BR: We welcome any sector that reaches out to us to. These kinds of co-operative mechanisms are always more effective when they are driven by organisations themselves, but we are putting effort into engagement with industry bodies, trade associations, federations, consortia, and so on. I’ve seen some of those organisations take a strong role in supporting their members in terms of commending best practice, standards, and advice around cyber security. Some of these organisations show strong leadership – and that’s really positive. Organisations that also bring people together across sectors to share intelligence about cyber threats are also making a tremendous contribution, I believe.

CSE: Lastly, what the National Cyber Crime Unit team’s objectives for 2019?
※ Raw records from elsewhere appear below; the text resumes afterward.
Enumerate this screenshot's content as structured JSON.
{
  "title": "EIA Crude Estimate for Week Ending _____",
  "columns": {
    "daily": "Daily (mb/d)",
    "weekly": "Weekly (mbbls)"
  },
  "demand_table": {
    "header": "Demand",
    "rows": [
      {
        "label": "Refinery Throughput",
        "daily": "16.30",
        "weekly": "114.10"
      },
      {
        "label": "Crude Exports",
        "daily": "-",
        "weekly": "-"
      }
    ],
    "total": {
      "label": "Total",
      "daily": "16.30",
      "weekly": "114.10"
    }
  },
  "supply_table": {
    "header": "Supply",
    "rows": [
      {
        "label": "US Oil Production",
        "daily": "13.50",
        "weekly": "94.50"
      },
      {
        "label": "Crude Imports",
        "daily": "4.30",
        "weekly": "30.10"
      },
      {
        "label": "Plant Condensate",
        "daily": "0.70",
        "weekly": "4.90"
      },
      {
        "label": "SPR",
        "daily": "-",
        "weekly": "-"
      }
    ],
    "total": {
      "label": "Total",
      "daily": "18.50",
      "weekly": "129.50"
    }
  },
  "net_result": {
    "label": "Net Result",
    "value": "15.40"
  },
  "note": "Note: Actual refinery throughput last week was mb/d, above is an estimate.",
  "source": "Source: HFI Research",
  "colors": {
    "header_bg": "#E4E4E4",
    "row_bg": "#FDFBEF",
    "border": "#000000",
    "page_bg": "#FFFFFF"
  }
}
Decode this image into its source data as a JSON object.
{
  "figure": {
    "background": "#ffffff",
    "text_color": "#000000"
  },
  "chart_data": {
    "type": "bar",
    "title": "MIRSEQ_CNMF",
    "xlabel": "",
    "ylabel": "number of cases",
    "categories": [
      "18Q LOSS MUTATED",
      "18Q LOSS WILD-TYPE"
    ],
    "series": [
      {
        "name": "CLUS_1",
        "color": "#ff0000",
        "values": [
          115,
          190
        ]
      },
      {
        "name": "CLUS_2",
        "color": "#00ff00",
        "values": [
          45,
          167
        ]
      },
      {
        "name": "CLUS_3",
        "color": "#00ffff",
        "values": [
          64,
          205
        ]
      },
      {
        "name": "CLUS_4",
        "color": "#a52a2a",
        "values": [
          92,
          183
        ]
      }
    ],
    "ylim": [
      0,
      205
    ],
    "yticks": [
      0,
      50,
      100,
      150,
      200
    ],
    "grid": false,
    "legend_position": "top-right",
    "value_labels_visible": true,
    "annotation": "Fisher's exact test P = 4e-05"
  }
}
BR: Well, we have already brought several successful prosecutions so far this year, such as the British cyber criminal sentenced to two years and eight months for conducting attacks that disrupted a Liberian telecommunications provider.* His actions resulted in losses estimated at millions of dollars. We’ve had arrests of several high-profile individuals involved in cyber crime, and I think this could be the year that we really hit the highest levels of cyber crime hard. But we can only do that if we get real buy-in and support from industry, from the cyber security world – those who know these threats better than anybody. Countering cyber crime has got to be a team effort.

* Editor’s note: expert cyber criminal Daniel Kaye was hired by ‘a senior official’ at Liberian network provider Cellcom to carry out attacks on rival provider Lonestar MTN. From September 2016, Kaye used his own Mirai botnet, made up of a network of cyber-infected security cameras, to carry out consistent attacks. In November 2016, the traffic from Kaye’s botnet was so high in volume that it disabled internet access across Liberia. A European Arrest Warrant was issued for Kaye, and when he returned to the UK in February 2017, he was arrested by NCA officers.

This article first appeared in Cyber Security Europe Summer 2019 Edition.